Temel Kavramlar
A novel probabilistic approach for enhancing the robustness of trigger set-based watermarking techniques against model stealing attacks.
Özet
The paper introduces a novel probabilistic approach for enhancing the robustness of trigger set-based watermarking techniques against model stealing attacks. The key idea is to compute a parametric set of proxy models that mimic the set of stolen models, and then verify the transferability of the trigger set to these proxy models. This ensures that the trigger set is transferable to the stolen models with high probability, even if the stolen model does not belong to the set of proxy models.
The authors first describe the process of computing the trigger set candidates as convex combinations of pairs of points from the hold-out dataset. Then, they introduce the parametric set of proxy models and the procedure of verifying the transferability of the trigger set to these proxy models. The authors provide probabilistic guarantees on the transferability of the trigger set from the source model to the stolen models.
The experimental results show that the proposed approach outperforms current state-of-the-art watermarking techniques in terms of the accuracy of the source model, the accuracy of the surrogate models on the trigger set, and the robustness to various model stealing attacks, including soft-label, hard-label, and regularization-based attacks.

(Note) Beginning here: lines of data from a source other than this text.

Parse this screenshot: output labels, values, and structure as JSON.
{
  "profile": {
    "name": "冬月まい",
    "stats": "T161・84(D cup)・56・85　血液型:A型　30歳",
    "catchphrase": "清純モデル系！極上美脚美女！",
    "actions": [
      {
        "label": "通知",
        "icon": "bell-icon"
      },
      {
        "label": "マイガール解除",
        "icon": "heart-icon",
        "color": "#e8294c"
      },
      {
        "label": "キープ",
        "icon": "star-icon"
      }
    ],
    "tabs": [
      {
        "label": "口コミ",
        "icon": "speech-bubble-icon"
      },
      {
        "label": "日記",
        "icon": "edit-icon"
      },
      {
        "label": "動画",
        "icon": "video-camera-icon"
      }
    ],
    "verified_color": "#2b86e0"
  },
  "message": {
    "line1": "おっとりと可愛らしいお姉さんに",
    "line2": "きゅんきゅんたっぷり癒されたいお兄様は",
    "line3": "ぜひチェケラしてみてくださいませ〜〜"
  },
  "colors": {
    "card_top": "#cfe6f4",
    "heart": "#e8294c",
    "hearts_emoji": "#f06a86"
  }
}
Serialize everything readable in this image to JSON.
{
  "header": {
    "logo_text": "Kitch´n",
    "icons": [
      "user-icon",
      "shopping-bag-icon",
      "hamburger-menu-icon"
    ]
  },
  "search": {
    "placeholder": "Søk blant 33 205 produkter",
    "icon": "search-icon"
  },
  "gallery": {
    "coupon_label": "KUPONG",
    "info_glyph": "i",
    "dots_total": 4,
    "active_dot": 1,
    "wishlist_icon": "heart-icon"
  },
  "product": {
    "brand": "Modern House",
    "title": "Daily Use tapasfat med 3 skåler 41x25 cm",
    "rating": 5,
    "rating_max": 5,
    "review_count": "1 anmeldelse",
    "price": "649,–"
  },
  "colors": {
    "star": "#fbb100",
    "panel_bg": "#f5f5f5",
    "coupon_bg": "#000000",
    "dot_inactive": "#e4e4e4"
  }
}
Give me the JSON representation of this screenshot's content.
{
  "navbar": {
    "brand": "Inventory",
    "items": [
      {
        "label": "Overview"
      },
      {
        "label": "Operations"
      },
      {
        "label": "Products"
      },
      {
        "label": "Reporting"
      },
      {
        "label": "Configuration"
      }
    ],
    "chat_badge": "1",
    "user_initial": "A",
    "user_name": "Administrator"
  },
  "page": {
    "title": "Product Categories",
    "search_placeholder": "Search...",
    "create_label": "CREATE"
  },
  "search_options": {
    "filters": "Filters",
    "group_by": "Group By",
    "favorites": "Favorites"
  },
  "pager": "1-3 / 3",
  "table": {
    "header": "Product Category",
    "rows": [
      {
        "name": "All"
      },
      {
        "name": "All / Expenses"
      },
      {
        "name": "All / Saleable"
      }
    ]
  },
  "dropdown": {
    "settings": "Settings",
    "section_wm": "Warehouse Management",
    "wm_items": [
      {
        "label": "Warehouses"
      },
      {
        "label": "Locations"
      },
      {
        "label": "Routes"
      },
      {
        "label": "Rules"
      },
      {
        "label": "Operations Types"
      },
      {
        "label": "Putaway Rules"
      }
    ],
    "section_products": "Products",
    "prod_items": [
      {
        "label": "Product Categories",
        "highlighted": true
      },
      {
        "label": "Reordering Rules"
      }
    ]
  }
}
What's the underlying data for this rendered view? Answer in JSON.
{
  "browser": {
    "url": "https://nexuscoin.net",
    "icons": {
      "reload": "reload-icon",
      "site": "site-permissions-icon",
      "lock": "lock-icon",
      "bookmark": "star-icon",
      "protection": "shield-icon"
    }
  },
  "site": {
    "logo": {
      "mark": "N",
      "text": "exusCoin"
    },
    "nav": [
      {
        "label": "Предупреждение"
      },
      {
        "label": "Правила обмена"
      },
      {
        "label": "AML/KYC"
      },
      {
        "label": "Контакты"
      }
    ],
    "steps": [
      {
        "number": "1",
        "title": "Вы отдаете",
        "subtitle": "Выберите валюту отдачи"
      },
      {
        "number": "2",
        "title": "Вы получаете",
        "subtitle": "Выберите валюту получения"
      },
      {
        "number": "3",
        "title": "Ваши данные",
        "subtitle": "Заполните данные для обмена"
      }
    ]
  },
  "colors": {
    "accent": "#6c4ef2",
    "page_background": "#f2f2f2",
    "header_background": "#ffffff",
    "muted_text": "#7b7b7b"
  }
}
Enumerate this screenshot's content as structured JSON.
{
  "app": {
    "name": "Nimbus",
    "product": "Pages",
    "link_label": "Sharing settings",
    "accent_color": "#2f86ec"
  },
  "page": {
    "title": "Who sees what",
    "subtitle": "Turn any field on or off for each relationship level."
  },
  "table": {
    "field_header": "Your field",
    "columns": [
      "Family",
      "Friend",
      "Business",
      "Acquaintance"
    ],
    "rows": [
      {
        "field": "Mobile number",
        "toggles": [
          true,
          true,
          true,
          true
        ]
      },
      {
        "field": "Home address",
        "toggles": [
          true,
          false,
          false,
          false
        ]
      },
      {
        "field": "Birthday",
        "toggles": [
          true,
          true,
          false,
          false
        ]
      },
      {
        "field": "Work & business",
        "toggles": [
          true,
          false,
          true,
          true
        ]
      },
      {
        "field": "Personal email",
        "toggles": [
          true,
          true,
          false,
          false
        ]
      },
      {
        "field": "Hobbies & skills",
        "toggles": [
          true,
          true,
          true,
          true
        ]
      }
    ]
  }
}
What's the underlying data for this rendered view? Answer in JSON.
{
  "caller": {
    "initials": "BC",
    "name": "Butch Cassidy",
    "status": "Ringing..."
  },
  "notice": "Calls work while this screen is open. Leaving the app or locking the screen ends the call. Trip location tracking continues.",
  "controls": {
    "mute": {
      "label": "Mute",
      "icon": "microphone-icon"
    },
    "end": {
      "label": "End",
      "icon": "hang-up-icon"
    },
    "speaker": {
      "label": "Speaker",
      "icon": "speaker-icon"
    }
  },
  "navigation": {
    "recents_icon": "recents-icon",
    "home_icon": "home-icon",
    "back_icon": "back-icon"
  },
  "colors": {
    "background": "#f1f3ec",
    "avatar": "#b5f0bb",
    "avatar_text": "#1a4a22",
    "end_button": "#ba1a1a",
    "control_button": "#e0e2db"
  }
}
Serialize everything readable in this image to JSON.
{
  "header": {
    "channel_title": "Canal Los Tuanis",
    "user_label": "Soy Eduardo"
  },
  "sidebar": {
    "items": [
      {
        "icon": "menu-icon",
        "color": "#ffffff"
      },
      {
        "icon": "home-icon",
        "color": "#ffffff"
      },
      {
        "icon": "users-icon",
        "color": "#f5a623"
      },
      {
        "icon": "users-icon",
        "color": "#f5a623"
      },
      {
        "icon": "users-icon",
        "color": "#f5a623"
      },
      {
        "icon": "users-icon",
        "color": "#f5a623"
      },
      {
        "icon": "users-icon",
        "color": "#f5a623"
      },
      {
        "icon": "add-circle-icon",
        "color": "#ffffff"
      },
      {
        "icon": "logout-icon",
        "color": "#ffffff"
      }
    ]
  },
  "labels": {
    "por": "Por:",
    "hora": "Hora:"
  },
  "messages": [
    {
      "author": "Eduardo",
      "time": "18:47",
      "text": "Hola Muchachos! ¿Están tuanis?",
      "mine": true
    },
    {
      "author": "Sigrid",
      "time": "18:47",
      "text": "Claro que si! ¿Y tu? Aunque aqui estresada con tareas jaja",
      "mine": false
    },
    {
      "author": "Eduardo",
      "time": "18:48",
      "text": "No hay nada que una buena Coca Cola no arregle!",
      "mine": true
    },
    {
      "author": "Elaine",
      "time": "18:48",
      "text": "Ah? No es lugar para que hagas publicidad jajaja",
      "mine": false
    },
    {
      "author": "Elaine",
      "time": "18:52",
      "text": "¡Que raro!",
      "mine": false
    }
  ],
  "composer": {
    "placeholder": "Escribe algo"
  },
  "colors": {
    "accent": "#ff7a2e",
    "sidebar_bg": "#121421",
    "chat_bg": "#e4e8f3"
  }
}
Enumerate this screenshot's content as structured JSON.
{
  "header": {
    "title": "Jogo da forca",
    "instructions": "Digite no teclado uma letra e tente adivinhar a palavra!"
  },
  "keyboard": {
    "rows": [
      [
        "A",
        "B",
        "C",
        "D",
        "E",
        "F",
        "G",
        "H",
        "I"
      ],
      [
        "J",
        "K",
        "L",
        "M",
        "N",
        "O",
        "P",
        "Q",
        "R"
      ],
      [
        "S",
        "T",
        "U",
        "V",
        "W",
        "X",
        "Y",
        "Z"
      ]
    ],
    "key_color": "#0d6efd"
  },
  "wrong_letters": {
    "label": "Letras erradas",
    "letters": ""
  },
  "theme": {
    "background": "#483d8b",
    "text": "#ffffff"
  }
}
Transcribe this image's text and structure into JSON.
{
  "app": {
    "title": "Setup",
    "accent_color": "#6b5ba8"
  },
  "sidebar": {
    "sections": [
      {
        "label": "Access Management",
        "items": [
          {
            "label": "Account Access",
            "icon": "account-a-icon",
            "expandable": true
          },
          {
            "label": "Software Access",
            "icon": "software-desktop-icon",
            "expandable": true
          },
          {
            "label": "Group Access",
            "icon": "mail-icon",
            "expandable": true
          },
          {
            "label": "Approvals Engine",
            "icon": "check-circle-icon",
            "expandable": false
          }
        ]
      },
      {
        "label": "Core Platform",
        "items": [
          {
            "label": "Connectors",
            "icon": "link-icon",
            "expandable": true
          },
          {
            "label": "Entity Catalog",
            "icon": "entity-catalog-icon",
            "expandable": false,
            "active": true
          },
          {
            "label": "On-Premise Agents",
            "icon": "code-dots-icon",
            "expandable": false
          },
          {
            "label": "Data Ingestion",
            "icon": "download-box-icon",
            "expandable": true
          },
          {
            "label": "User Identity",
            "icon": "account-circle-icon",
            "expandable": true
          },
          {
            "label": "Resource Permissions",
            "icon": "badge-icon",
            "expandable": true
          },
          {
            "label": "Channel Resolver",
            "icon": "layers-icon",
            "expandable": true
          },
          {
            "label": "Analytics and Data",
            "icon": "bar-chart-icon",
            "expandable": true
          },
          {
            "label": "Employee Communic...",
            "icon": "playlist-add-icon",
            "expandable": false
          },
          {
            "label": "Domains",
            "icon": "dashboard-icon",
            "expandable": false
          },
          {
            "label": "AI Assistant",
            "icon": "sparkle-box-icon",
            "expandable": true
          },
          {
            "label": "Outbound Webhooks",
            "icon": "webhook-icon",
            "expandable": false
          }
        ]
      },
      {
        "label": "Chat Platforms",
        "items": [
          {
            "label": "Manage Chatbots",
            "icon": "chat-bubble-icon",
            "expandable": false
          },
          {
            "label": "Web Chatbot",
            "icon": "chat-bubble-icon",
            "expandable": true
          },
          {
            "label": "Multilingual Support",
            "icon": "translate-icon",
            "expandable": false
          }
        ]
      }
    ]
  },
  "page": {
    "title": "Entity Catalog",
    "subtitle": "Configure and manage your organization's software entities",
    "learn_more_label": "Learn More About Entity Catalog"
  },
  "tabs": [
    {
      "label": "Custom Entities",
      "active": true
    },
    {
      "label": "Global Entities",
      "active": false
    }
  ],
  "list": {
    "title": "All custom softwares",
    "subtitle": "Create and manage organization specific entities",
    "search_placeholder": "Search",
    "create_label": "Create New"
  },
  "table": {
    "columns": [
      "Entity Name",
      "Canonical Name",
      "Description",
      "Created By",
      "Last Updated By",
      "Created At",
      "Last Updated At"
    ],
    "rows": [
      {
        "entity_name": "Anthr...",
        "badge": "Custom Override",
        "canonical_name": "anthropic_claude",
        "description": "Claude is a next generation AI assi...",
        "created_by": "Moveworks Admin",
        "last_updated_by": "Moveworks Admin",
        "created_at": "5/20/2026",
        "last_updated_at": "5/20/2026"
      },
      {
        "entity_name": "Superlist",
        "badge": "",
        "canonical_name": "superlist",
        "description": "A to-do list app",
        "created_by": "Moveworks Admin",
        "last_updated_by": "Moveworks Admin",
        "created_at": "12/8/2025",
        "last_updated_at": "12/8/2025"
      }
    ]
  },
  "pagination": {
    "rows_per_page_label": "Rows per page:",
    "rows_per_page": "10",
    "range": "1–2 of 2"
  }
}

The authors also discuss the integrity of the method, demonstrating that it can distinguish between stolen models and independent (not stolen) models. They provide experiments on the integrity of the method, showing that the least similar independent models are the ones trained on different datasets, regardless of architecture.
İstatistikler
The l2-norm of the difference between the parameters of the source model and the surrogate models is reported in Table 1. This shows that the surrogate models do not belong to the proxy set used in the proposed approach.
Alıntılar
"The key idea of our method is to compute the trigger set, which is transferable between the source model and the set of proxy models with a high probability."
"We analyze the probability that a given trigger set is transferable to the set of proxy models that mimic the stolen models."
"We experimentally show that, even if the stolen model does not belong to the set of proxy models, the trigger set is still transferable to the stolen model."